First Author  Dubey P Year  1998
Journal  J Immunother Volume  21
Issue  4 Pages  277-82
PubMed ID  9672849 Mgi Jnum  J:48557
Mgi Id  MGI:1270953 Doi  10.1097/00002371-199807000-00005
Citation  Dubey P, et al. (1998) Tumor cells induce cytolytic T cells to a single immunodominant mutant peptide. J Immunother 21(4):277-82
abstractText  Two different approaches have shown that cancers express mutant proteins that may be recognized as tumor-specific antigens. On the one hand, DNA sequences known to be mutant in tumor cells have been used to select for mutant peptides that induce tumor-specific T cells (the so- called reverse immunologic approach). On the other, T cells induced by vaccination with whole tumor cells have been used to identify tumor-specific mutations in proteins (direct immunologic approach). While both approaches generate tumor-specific T cells that can lyse cancer cells expressing the relevant mutant protein, the present study suggests that there may be crucial differences.
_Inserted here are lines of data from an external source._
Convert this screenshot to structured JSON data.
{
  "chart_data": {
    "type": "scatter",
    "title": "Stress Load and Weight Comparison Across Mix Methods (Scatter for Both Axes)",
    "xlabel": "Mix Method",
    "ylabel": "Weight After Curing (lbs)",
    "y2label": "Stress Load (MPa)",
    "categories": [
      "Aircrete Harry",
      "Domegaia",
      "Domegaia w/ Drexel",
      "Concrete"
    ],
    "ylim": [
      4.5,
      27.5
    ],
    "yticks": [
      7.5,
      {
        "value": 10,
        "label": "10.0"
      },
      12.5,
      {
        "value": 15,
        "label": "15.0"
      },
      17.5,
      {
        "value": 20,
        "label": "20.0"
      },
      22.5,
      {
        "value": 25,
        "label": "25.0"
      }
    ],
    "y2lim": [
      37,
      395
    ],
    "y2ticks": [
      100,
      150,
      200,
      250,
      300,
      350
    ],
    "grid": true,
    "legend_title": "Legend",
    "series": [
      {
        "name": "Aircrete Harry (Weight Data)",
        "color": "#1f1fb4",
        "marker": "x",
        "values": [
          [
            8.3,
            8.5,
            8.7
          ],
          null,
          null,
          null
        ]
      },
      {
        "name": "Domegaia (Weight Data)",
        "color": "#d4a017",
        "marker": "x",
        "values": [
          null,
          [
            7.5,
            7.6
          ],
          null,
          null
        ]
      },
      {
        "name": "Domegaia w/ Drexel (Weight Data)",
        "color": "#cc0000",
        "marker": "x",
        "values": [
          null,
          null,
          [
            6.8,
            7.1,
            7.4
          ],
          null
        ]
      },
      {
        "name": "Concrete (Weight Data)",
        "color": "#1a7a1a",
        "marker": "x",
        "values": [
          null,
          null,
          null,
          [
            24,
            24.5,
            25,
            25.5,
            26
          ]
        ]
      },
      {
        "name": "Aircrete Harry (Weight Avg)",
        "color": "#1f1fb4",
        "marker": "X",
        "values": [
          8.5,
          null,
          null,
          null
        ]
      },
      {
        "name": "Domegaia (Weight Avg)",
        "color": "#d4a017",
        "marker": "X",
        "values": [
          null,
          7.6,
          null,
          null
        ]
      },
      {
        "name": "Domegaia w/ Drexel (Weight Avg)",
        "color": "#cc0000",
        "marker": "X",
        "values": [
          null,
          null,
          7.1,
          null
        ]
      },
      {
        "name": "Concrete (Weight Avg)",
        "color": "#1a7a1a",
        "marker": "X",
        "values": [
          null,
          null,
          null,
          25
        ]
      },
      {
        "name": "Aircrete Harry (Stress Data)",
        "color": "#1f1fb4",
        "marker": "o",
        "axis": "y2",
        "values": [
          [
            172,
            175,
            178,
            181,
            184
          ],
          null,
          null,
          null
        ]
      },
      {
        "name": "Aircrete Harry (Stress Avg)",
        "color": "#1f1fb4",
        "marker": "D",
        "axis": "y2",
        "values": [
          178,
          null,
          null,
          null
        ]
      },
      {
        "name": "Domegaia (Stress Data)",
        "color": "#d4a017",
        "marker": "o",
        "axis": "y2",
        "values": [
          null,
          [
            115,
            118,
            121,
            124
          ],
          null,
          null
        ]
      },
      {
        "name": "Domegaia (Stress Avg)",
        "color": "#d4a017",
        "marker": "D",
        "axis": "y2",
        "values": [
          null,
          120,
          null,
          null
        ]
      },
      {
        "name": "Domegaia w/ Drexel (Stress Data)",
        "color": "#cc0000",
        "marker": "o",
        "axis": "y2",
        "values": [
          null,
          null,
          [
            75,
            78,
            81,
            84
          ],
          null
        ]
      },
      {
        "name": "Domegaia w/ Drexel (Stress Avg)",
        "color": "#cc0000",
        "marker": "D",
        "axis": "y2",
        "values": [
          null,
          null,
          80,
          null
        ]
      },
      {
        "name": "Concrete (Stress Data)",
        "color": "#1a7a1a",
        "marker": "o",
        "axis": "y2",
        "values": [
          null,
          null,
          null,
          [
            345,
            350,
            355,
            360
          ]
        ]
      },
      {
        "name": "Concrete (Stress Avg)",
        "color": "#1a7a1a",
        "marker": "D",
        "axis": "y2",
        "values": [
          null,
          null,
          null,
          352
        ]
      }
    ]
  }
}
Mutant epitopes originally defined from DNA sequences have so far been immunorecessive, and tumor cells themselves generally appear unable to induce specific CD8+ T cells that recognize the encoded mutant gene product. In contrast, we find that mutant epitopes identified by CD8+ T cells stimulated by immunization with whole tumor cells induce cytolytic T cells to such mutant peptides. In fact, much or all of the response appears to be to a single mutant octapeptide that seems to be immunodominant. One possible reason for the failure of immunorecessive antigens to induce a response may be the presence of lower amounts of the antigen in the cancer cell, but other mechanisms are possible as well. For example, in the host bearing a growing tumor, neither purified proteins nor peptides might be known; thus, only immunodominant unique antigens may be able to restimulate and activate tumor-specific memory T cells that localize in the tumor following active immunization.